Grant Awarded to Examine Personalized Genetic Data
After a decade of work and at an expense of nearly $3 billion, the sequencing of the entire human genome was completed in 2003. Technological advances since then mean that an individual's genome can now be sequenced in only a few months, for about $4,000.
Knowing just what to do with this knowledge has not kept pace with the gusher of genetic data. People can now have their own genome analyzed, which can offer clues to their current and future risks of genetic diseases. But what will individuals do with this flood of information? Is some of it information that they prefer not to know? And how could knowledge of a child's possible future risks affect parents' decisions now?
These are just a few of the issues being explored in a grant from the National Human Genome Research Institute, the federal agency that sponsored the Human Genome Project. The Children's Hospital of Philadelphia is one of five U.S. centers, and the only one focusing on pediatrics, to receive a new four-year Clinical Sequencing Exploratory Research Project award. Children's Hospital will receive $2.2 million per year for four years.
Clinical geneticist Ian D. Krantz, MD, is the principal investigator of the project along with Nancy B. Spinner, PhD, director of the Clinical Cytogenomics Laboratory at Children's Hospital.
“By the end of this decade, we anticipate that genomic sequencing will be ready to be offered for the diagnosis of pediatric disorders,” says Dr. Krantz. "Our goal in this research is to help make that information-sharing process systematic, thoughtful and sensitive to the needs and desires of patients and families," adds Dr. Krantz.
Grand Challenges Explorations to Fund HIV Research
Children’s Hospital recently announced that it will receive funding through Grand Challenges Explorations, an initiative created by the Bill & Melinda Gates Foundation, to fund a new HIV study. Terri Finkel, MD, PhD, chief of Rheumatology and Professor of Pediatrics at the Perelman School of Medicine at the University of Pennsylvania, will pursue an innovative global health research project, titled “Use of a BET Antagonist to Control and Cure HIV Infection.”
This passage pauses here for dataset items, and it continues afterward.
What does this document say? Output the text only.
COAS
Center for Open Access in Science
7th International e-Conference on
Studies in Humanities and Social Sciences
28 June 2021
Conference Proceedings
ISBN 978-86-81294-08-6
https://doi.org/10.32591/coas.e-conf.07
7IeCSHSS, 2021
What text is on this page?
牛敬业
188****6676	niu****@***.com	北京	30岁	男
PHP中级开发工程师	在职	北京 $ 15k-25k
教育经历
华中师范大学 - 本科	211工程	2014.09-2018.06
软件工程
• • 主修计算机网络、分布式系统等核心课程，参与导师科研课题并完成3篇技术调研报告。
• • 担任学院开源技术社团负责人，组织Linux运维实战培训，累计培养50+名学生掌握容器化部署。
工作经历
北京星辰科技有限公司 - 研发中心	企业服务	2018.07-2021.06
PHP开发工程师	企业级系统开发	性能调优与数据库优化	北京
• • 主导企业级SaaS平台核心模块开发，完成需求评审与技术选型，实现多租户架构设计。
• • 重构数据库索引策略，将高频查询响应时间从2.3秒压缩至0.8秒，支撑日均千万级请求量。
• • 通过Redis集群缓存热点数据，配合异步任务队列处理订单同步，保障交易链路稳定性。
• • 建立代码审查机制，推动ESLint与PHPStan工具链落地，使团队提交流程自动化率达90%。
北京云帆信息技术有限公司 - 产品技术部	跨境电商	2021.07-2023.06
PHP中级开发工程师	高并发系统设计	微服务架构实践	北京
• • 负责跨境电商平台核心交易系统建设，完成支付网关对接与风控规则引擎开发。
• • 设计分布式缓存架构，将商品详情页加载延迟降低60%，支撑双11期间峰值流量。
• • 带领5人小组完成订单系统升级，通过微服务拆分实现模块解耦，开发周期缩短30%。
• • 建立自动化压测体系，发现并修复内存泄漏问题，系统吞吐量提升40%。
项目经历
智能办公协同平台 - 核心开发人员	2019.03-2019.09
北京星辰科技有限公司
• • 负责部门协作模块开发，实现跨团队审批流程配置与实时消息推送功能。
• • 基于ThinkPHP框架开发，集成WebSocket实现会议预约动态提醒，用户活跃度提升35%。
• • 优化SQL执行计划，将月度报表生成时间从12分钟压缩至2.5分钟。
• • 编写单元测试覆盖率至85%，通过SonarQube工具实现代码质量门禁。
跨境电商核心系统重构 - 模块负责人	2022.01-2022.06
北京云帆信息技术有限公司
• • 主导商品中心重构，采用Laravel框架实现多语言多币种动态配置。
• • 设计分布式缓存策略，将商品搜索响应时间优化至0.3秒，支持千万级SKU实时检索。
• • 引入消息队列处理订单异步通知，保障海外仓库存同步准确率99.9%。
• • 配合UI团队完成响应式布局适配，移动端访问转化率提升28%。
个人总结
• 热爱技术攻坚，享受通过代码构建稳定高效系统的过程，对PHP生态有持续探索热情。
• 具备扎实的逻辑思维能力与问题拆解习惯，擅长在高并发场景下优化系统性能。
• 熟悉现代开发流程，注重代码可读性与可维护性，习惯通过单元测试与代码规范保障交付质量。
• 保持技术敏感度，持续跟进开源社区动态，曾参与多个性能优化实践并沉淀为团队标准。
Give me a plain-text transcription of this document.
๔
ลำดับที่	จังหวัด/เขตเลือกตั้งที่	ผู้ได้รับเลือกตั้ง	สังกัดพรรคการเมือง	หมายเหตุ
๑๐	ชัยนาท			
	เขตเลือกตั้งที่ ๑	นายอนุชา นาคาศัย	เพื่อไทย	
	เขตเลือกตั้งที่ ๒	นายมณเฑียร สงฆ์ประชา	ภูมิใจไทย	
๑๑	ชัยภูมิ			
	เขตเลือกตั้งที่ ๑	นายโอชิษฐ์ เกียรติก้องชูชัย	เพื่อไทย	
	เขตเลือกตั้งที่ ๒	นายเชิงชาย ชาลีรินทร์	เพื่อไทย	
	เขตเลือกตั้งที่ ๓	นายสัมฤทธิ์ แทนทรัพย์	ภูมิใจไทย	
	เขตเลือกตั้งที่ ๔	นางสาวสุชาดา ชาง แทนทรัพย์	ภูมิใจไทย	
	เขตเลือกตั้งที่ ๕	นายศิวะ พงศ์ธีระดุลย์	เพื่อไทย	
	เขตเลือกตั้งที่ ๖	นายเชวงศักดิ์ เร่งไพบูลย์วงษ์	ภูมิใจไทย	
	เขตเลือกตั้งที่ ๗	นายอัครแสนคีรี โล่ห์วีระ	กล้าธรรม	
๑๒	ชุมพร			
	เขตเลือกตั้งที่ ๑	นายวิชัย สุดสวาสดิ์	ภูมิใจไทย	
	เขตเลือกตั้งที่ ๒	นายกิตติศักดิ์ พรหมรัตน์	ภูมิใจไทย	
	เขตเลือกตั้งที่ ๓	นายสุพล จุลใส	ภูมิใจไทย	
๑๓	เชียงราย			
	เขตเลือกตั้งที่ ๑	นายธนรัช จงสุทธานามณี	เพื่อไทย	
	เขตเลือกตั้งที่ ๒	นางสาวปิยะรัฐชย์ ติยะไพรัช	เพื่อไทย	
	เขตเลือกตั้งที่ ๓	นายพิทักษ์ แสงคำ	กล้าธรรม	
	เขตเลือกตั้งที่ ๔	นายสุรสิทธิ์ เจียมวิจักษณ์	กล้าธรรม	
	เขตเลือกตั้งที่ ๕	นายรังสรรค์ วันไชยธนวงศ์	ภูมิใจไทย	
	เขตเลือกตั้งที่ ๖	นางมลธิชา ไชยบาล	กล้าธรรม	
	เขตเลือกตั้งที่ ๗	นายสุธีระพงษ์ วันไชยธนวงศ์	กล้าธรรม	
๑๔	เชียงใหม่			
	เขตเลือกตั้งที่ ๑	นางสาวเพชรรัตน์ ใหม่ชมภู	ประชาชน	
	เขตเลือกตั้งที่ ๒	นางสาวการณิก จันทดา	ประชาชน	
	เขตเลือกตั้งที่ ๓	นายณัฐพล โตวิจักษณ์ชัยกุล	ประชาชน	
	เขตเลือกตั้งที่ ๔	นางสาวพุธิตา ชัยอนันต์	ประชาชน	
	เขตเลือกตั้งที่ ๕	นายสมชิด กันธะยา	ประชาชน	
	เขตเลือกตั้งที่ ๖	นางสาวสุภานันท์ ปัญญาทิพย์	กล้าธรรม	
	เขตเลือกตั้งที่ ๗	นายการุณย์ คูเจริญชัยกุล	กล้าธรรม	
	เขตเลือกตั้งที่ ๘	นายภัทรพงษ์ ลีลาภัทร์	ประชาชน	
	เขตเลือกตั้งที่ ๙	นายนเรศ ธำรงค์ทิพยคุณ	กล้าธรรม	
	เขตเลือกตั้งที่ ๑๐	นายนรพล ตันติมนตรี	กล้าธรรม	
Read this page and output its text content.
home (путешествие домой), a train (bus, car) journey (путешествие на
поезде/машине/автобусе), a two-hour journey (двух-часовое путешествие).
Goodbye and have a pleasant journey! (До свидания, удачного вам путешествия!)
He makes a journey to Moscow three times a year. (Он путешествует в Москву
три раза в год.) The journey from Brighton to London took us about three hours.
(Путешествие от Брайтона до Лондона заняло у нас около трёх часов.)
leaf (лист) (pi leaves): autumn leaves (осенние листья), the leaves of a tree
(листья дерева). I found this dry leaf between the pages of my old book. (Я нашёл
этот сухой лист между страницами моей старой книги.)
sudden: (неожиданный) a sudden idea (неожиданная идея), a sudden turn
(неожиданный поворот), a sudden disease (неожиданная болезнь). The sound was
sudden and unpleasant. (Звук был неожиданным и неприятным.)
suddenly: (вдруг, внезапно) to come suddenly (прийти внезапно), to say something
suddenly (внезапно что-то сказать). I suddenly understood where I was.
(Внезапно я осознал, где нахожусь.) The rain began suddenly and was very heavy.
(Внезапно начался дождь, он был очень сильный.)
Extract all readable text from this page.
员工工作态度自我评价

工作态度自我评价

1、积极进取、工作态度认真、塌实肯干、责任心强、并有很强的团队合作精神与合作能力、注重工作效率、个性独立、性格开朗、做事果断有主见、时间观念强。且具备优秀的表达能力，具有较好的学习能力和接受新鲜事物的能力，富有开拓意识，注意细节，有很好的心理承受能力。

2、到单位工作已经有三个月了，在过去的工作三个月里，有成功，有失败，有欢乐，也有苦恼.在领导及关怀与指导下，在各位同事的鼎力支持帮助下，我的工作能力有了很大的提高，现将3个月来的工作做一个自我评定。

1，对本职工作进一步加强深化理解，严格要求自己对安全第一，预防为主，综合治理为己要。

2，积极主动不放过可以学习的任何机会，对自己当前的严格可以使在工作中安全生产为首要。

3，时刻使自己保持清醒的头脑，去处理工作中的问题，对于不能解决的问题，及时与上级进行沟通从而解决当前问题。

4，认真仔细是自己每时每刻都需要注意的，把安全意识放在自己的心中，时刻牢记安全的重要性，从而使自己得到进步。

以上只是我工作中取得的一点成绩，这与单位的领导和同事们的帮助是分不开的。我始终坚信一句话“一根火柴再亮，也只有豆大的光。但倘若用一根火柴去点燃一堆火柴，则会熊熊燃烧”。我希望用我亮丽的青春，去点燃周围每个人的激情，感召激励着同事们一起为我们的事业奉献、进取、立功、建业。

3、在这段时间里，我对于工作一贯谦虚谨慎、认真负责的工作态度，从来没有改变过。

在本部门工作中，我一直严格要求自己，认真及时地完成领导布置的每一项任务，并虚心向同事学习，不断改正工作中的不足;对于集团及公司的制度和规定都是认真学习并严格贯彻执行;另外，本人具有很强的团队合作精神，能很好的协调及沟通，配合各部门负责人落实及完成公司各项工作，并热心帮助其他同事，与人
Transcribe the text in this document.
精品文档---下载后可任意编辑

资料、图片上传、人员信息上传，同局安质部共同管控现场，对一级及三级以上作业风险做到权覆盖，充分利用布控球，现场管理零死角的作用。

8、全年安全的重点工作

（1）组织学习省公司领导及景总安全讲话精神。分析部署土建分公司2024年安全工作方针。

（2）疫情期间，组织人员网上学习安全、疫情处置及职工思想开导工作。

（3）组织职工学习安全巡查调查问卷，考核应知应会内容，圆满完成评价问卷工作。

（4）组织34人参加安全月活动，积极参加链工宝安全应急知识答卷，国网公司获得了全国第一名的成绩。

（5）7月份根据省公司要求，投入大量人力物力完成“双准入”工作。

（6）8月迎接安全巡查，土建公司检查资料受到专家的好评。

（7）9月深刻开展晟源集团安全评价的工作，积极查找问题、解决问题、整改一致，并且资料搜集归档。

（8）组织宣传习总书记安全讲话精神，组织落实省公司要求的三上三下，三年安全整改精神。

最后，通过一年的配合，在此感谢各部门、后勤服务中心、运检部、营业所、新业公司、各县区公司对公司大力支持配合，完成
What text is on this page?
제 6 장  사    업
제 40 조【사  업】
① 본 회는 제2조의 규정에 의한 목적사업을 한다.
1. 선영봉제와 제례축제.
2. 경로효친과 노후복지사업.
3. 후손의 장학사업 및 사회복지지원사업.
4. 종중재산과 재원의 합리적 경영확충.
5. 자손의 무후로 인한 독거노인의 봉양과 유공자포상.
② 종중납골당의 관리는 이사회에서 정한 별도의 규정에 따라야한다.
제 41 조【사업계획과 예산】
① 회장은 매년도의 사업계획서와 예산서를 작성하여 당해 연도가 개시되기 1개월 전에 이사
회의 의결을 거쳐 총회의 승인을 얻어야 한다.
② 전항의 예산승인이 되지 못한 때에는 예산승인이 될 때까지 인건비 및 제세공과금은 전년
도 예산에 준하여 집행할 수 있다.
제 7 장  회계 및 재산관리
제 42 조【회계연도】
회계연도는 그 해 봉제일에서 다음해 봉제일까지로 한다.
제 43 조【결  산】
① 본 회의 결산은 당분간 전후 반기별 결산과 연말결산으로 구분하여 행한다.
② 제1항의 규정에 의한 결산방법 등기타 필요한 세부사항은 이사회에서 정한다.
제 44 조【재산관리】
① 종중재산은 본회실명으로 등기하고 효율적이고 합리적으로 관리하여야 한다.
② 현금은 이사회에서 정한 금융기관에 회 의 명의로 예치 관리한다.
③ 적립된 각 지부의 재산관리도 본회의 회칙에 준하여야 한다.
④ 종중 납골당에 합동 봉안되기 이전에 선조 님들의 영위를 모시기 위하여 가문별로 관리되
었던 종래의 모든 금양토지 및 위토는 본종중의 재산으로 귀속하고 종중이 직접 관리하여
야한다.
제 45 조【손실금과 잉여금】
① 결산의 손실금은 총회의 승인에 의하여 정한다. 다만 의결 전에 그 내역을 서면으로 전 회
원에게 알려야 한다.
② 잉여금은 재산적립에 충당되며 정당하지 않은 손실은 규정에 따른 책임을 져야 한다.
Dr. Finkel and her research team will study the potential of drugs called synthetic BET (bromodomain extra terminal) family protein antagonists to control HIV infection and latency. Current HIV drugs reduce the disease-causing virus to undetectable levels, but the virus goes into a dormant state called latency, from which it can make a resurgence if a patient stops taking medication. Previous studies by Dr. Finkel and other scientists have suggested that BET antagonists may flush HIV out of its hiding places where it can be destroyed by other antiretroviral drugs.
Dr. Finkel’s chief collaborator in this project is Gerd A. Blobel, MD, PhD, holder of the Frank E. Weise III Endowed Chair in Pediatric Hematology at Children’s Hospital, who has focused on the biological activities of BET family proteins. In the first part of the project, Drs. Finkel and Blobel will investigate the effectiveness of BET antagonists against HIV in cell cultures. If these results are encouraging, the project will progress to clinical trials in patients with HIV
Grand Challenges Explorations is a $100 million initiative funded by the Bill & Melinda Gates Foundation. Launched in 2008, Grand Challenge Explorations grants have already been awarded to nearly 500 researchers from more than 40 countries.